The trend is unstoppable, but I hope security and best practices scale alongside adoption.

fmerian

you're spot on re: security. when @Aikido Security launched, @madelinelawren put it eloquently:

Security is no longer an enterprise problem, it’s an everyone problem.

Navam

Thanks for sharing this very relevant trend. Adding to the trend from two informed perspectives:

  1. Andrej Karpathy coined the phrase vibe coding. His recent experiences with vibe coding are nearer to truth coming both from an AI scientist of repute as well as someone who codes thousands of lines of fairly complex code in public. Check out nanogpt on his YouTube channel where he builds an LLM from scratch. His key takeaways lean on vibe coding requiring high touch engineering-in-loop.
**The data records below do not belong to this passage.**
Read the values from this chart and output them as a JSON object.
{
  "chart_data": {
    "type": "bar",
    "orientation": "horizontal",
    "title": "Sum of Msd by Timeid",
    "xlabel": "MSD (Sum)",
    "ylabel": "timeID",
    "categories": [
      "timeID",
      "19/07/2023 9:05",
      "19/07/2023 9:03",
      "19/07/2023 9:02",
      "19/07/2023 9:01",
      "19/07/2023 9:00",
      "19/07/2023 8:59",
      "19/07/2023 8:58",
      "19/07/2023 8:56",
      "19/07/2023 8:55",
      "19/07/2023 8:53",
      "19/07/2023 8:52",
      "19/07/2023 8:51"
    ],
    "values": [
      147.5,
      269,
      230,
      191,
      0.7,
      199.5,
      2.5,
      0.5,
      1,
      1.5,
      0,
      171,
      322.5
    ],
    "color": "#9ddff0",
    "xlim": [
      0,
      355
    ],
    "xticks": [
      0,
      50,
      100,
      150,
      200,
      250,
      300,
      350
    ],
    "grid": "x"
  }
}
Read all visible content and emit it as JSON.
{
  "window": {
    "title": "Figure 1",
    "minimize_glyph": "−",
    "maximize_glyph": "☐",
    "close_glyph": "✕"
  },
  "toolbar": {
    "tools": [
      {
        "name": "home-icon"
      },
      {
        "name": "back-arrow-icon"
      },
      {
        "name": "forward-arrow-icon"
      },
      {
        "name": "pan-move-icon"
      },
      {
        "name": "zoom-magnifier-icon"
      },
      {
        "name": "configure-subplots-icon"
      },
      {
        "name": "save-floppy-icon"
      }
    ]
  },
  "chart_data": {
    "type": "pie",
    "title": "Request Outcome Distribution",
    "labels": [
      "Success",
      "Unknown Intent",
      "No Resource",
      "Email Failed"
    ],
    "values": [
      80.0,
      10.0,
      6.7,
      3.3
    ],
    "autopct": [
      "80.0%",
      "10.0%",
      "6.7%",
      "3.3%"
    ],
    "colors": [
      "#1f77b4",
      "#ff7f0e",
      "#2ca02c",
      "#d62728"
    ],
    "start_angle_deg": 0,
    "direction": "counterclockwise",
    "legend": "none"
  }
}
Check out his latest tweets on X or recent podcast with Dwarkesh Patel where he touches on the topic.

  2. At Navam we are vibe coding several non-trivial white label products across multiple AI stacks, models, and frameworks running up 177K lines of working production-ready code and months of tuning our workflow with frontier models. We are building these products in the open source and sharing our experience with various tools and techniques so other indie developers and startups can benefit. Despite several years of human coding experience we do not see ourselves going back to coding without AI. However, with current state of the art, it is more science than art to vibe code!

Ning Dong

Thanks for sharing, very interesting breakdowns!

25% of @Y Combinator startups rely on AI-generated code

Feels low to me, honestly 😅

fmerian

True! For context, source: this conversation with @snowmaker posted on YouTube 7 months ago about the W25 batch. This might have changed (significantly) over time.